Al aprobarse, Puerto Rico se colocaba en un lugar especial ante los países del mundo, ya que fueron sus ciudadanos -a través de sus constituyentes- quienes conformaron y plasmaron sus anhelos en un documento legal que ordenaba la vida de millones de compatriotas que aún no habían nacido.

Pero no creo que exista una mejor descripción de ese momento histórico, que las palabras vertidas por los propios protagonistas de ese hecho.

Al aprobarse la Constitución del ELA el delegado Luis Muñoz Marín dijo: “No creo que haya pueblo en el mundo que haya tenido una lucha más difícil por la libertad. Antes de conquistarla colectivamente, Puerto Rico se vio obligada a crearla. En el sector de la libertad política, la ha tenido que crear, no tan solo obtener, a fuerza de espíritu, no de armas. El orgullo que otros pueblos ponen en la sangre victoriosa, Puerto Rico lo pone en el pensamiento creador”.

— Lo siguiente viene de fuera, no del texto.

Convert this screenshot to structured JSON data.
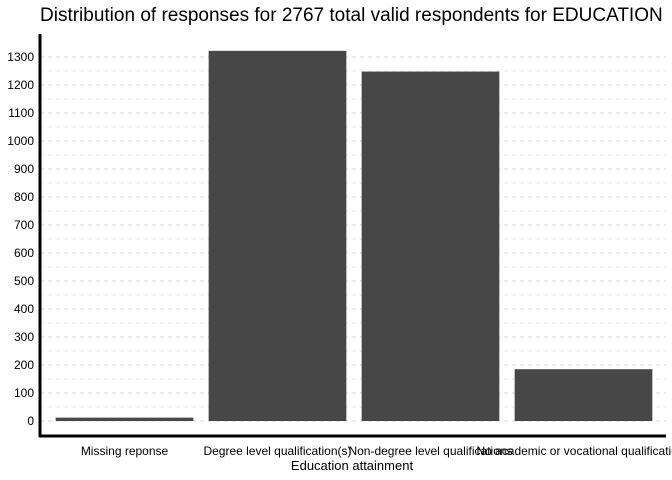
{
  "chart_data": {
    "type": "bar",
    "title": "Distribution of responses for 2767 total valid respondents for EDUCATION",
    "xlabel": "Education attainment",
    "ylabel": "",
    "categories": [
      "Missing reponse",
      "Degree level qualification(s)",
      "Non-degree level qualifications",
      "No academic or vocational qualifications"
    ],
    "values": [
      12,
      1322,
      1248,
      185
    ],
    "ylim": [
      0,
      1360
    ],
    "yticks": [
      0,
      100,
      200,
      300,
      400,
      500,
      600,
      700,
      800,
      900,
      1000,
      1100,
      1200,
      1300
    ],
    "grid": "horizontal-dashed",
    "legend": "none",
    "colors": {
      "bar": "#474747",
      "grid": "#d6d6d6",
      "axis": "#000000"
    }
  }
}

El delegado estadista Luis A. Ferré sostuvo: “Al cerrar sus trabajos en esta convención constituyente, solo me resta decir que regreso a mi hogar tranquilo con mi conciencia porque creo honradamente que, dentro de las difíciles circunstancias en que, como minoría, hemos tenido que desempeñar nuestra encomienda, hemos realizado importantes logros que, de acuerdo con nuestro personal criterio, facilitan la defensa y protección de nuestros ideales y nuestros principios y cumplen con el mandato que aquí nos trajo…

También me voy satisfecho, como puertorriqueño, porque a pesar de la discrepancia que nos ha mantenido y aún nos mantiene separados en cuestiones fundamentales, hemos llevado a cabo nuestro trabajo en un plano de elevada actitud cordial y de nobles motivaciones. Eso nada más sería suficiente, compañeros, para que yo me sintiera orgulloso de haber participado en las deliberaciones de un grupo de compatriotas tan distinguidos”.

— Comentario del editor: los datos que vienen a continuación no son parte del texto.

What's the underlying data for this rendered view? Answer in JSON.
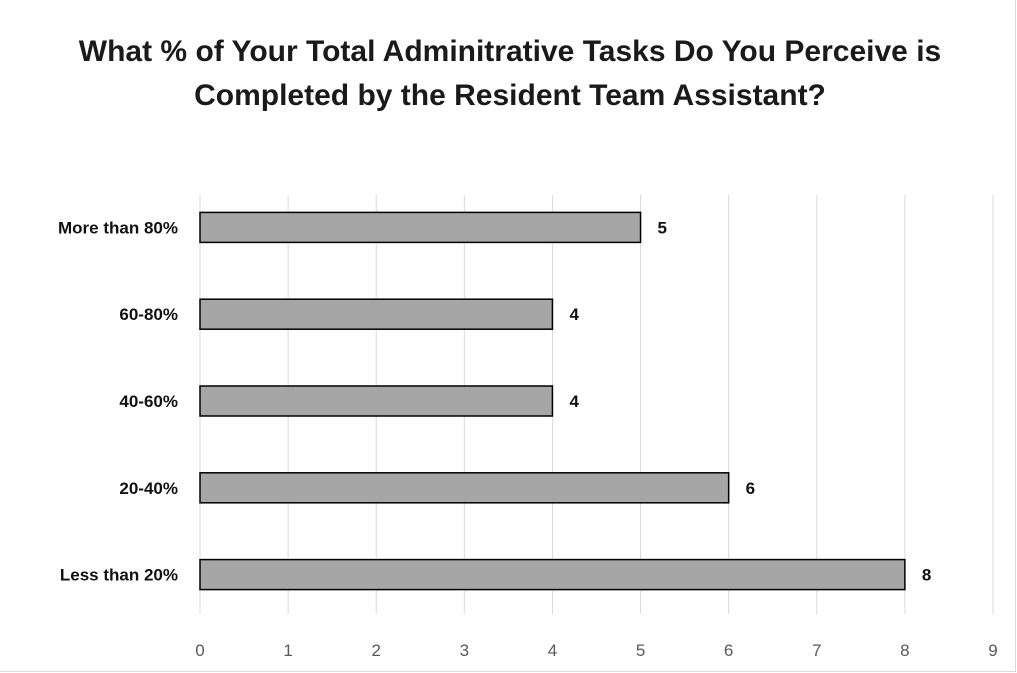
{
  "chart_data": {
    "type": "bar",
    "orientation": "horizontal",
    "title": "What % of Your Total Adminitrative Tasks Do You Perceive is Completed by the Resident Team Assistant?",
    "categories": [
      "More than 80%",
      "60-80%",
      "40-60%",
      "20-40%",
      "Less than 20%"
    ],
    "values": [
      5,
      4,
      4,
      6,
      8
    ],
    "xlim": [
      0,
      9
    ],
    "x_ticks": [
      "0",
      "1",
      "2",
      "3",
      "4",
      "5",
      "6",
      "7",
      "8",
      "9"
    ],
    "grid": "vertical",
    "bar_color": "#a6a6a6",
    "bar_edge_color": "#000000",
    "data_labels": true
  }
}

Y don Lino Padrón Rivera, presidente y delegado del Partido Socialista, concluyó los trabajos con las siguientes palabras:

“Después de haberse firmado la Constitución, la delegación socialista que tengo el alto honor de presidir desea expresar que siente una profunda satisfacción por haber cumplido un deber patriótico cooperando en el deseo mutuo de todos los partidos aquí representados por el éxito de tener una constitución que encarna la conciencia de nuestro pueblo…

Lo que costó encarcelamientos, sangre y lágrimas en el pasado, en lucha desigual contra la explotación capitalista, se sanciona y consagra ahora por el entendimiento común de los ciudadanos que integramos esta asamblea constituyente y no tengo dudas de que todo el pueblo de Puerto Rico tendrá una clara comprensión de este hecho al ratificar con sus votos nuestra Constitución”.

Con esas palabras y los votos afirmativos de estos tres compatriotas y 85 delegados adicionales, se escribía una página gloriosa de la historia de nuestro pueblo, la cual quedó plasmada para la posteridad, cuando un mes más tarde, el 3 de marzo del 1952, el 82% de los puertorriqueños validaron con sus votos, la conquista mas grande del pueblo de Puerto Rico.